I don’t want to live in this world anymore: “The Situation” gets his own comic title

Well, we’re in the middle of 2012. This is the year the Mayans predicted the world would end- and between the Miami faceeater and the fact that Mike “The Situation” Sorrentino is getting his own comic book, I’m ready to be raptured.


In fact, fuck the rapture. Just leave me on Earth while everyone else goes up to Heaven, because Armageddon can’t possibly be worse than Mike “The Situation” Sorrentino infesting my local comic book store with his god-awful greasy face. I saw Left Behind…it can’t be that bad.

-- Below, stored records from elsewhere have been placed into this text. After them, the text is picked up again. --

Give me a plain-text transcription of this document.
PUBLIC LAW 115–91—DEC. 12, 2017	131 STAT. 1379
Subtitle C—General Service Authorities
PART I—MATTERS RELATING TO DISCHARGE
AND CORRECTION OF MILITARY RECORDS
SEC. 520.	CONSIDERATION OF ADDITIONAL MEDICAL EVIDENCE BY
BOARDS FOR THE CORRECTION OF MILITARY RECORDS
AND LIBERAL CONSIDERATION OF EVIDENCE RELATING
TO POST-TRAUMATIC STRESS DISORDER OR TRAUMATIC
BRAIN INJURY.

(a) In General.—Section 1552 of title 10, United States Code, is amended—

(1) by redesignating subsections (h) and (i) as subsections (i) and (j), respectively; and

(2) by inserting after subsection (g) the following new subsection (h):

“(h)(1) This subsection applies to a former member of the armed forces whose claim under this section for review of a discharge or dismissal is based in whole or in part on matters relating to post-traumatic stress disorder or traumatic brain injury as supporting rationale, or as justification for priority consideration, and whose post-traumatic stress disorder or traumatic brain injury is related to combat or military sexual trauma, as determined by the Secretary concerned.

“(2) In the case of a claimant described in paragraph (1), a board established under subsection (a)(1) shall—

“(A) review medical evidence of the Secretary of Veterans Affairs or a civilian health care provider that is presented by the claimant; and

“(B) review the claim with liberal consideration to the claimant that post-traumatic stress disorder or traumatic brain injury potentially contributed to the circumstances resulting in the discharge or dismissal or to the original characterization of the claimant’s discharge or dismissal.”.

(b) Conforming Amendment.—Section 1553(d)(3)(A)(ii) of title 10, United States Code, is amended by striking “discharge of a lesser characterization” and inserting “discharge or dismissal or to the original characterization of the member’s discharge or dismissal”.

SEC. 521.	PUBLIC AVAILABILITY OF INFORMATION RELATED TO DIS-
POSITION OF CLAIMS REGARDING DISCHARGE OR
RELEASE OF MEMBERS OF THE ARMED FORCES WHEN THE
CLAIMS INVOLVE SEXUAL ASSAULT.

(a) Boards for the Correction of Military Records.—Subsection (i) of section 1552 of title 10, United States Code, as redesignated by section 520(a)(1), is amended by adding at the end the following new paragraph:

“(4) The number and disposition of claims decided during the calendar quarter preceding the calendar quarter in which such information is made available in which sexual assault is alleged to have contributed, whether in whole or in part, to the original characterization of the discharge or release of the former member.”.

You read that right. The Situation is getting his own comic book. Check out the cover, which was recently released as a teaser:

Now go treat your eyes with Valtrex. Hurry, or the ocular herpes you're going to catch from this greasy wiener's smug grin will BURN OUT YOUR RETINAS.

Yep, that’s Greg Horn’s work on the cover. The same Greg Horn who illustrated this print, from the Emma Frost miniseries, currently waiting to be framed and hung in my living room:


Dammit, Greg Horn.

The book is being produced by Wizard World and MPS entertainment. I have to hand it to the oily-haired rodent- he has a REALLY good team of creators behind him, including the aforementioned Greg Horn, and Eisner award-winning writer Paul Jenkins, who has worked on Wolverine: Origins, Batman, and Spider-man. I don’t know how the Situation managed to round up such a roster of talent. Was Rob Liefeld out of the country? Liefeld would have been perfect for this project- he’s used to drawing ridiculous-looking, cartoonishly garish, unrealistic depictions of men. Drawing a washed-up, hackneyed reality “star” who’s famous for nothing as a Superhero would be right up Liefeld’s alley. More to the point, drawing The Situation as anything other than a shameful waste of semen and gray matter is an affront to man and God.

Here’s what the guido Golgotha had to say about his upcoming masturbatory shit festival…er…graphic opus:

“I was confident that an amazing artist like Greg Horn would come up with a great look, but I was still blown away by his painting,” said Sorrentino. “It has me more excited than ever to see what’s coming next.”

Of course he’s excited. He likes books with pretty pictures. Also, he’s a clinical moron, because a comic series based on one of the abhorrent meatheads from Jersey Shore seems like the worst idea since, well, this:


Yes, this is a real thing.

Come on, folks. I know there’s only so many times we can rehash a fight between The X-Men and Magneto, but are we really so hard up for ideas that we’d give a spoiled, overcooked reality brat his own comic book? Or is this just a case of money buying more attention?

Before you pick up this title, remember that the last time The Situation was allowed to do something besides act like an idiot on television, this happened:

No word yet on whether his superpower will be the Electric Fist-Bump.

For those of you with enough morbid curiosity and disposable income to pick up this title, the first books are due on shelves in early August, and will debut at Wizard World Chicago.